It’s been a week since I started using the Nokia N85 and in that time, I’ve found a lot to like and some things that left me wanting more. This last part of my series on the Nokia N85 will focus on:
- Built in applications
- Week wrap up
Although the Nokia N85 is called a smartphone, it doesn’t quite feel as like one to me. I know it has WiFi, a GPS and a camera. But one of my personal requirements for a smartphone is an easy input mechanism. The N85 does not have a touch screen or a keyboard, so that makes things a bit difficult for entering appointments, addresses, etc.
Let’s look at some of the other applications included on this phone…
The N85 has a built in GPS receiver, that requires a view of the sky to get a fix on the satellites. This phone also includes an application called Maps. Turn by turn voice guided directions requires paying a subscription fee, but you get a 3 month free trial to test it.
When you start the Maps application, you are presented with a globe that you can roll and zoom. I was using AT&T on Edge and it was a bit slow updating. Then at one point, it got stuck and wouldn’t zoom in or out.
By pressing the Left soft key (Options), you can search on popular destinations like gas stations, rest areas, etc and get driving or walking directions to their location.
Of course you can also enter your own addresses to navigate to, or navigate to the address for one of your contacts. The turn by turn spoken directions are handy, but street names aren’t spoken. The male voice just speaks the direction to turn, not the road name.
I found the GPS to work really well, but since it can be difficult to see the display in sunlight, it can be hard to see the GPS info on the screen.
Some of the other included applications are an Adobe PDF viewer, unit converter, Zip compressor, Quickoffice and a notes app.
The Adobe Reader application doesn’t work very well on the N85. One of the more obvious reasons is that this phone has a small display, so you have to scroll around a lot to see all the document. But the other reason is that it just doesn’t work worth a hooey. I tried several simple PDFs and you can see the results in these screen shots… Notice the large blocky Black sections? That’s not in the PDF file…
When I was able to get a PDF to load correctly, the resulting image quality was jaggy. Not good.
The unit converter isn’t anything super special, but little apps like this always come in handy from time to time.
The QuickOffice suite will allow you to load Excel, Word and Powerpoint files for viewing on the N85. If you want edit or create capability, you have to pay for a license…

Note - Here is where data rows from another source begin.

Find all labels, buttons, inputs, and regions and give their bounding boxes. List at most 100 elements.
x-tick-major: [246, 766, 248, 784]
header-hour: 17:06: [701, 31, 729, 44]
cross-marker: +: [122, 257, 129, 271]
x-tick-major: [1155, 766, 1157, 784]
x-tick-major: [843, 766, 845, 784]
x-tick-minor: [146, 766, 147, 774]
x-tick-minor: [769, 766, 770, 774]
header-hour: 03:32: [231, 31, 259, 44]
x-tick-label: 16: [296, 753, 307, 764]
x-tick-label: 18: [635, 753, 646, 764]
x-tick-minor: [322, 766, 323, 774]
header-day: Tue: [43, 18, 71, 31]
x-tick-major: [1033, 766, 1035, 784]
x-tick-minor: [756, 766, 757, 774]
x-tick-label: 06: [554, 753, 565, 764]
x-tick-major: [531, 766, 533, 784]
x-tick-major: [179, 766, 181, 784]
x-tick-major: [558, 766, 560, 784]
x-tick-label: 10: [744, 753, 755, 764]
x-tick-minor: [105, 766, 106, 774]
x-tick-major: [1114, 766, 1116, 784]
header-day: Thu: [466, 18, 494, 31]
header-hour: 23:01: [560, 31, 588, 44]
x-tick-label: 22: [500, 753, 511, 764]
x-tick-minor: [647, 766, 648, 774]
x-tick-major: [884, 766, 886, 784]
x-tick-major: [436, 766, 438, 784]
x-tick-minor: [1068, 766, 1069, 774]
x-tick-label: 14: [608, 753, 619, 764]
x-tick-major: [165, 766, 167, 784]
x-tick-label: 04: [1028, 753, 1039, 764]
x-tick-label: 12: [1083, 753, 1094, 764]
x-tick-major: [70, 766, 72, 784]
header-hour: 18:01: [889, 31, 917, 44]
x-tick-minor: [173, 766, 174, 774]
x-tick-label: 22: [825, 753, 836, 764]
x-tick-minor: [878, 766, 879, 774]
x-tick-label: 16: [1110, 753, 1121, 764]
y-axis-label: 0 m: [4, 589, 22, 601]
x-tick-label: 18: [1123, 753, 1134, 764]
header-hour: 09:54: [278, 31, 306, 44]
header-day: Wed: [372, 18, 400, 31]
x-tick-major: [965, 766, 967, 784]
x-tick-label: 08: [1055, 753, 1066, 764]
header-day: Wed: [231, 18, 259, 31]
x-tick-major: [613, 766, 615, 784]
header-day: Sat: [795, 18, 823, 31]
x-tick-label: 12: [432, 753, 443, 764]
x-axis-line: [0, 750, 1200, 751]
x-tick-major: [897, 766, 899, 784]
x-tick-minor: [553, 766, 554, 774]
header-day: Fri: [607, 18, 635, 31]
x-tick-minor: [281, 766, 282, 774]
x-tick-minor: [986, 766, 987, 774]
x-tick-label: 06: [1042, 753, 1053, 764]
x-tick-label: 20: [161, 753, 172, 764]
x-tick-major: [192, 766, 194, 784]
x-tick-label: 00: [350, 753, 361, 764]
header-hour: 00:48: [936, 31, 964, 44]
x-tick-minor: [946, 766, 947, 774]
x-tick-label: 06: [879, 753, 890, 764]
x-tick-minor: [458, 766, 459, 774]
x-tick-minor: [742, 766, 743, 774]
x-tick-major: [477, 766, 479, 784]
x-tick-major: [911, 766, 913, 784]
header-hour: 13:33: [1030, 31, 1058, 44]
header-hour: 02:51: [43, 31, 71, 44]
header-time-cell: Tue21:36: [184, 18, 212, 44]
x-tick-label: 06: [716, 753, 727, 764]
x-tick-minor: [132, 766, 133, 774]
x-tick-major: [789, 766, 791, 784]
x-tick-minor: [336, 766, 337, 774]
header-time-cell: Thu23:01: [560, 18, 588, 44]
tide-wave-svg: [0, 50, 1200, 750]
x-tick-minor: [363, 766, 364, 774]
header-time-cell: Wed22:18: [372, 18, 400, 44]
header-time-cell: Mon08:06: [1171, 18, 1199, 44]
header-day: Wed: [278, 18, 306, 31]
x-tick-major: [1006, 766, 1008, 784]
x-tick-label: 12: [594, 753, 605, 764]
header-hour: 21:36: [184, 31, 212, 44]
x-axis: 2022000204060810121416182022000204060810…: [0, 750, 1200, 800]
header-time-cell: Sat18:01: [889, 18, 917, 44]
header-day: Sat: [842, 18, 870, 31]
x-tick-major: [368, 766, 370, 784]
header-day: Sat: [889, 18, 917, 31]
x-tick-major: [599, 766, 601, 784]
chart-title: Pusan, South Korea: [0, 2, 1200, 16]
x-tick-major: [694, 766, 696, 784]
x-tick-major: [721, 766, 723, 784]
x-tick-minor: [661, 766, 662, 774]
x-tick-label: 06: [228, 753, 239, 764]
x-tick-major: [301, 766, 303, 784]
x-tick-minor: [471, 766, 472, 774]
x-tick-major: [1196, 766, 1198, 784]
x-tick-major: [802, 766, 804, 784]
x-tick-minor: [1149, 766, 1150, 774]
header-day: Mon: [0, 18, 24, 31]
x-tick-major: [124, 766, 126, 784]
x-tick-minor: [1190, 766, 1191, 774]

I didn’t have any issues with viewing Excel or Word files, but I didn’t have much luck with powerpoint files… Again, a phone with a screen of this size, really does not lend itself well to working with documents.
As usual, a week of using one phone ends with me ready to try something new. I’m just never happy… what’s up with that? 😉 The Nokia N85 does have a lot going for it. I really like the size. It’s almost perfect in that respect. The 5MP camera which takes very nice macro shots is a real plus too. I can’t fault the GPS or Wifi either for that matter. But when all is said and done, it comes down to the lack of a real keyboard. That tends to be a real deal breaker for me. If I didn’t text as much as I do, the keyboard probably would not matter to me, but I do, so it does. So there you go… Even though the Nokia N85 isn’t going to work out for me personally, I still highly recommend it as a great little full featured phone.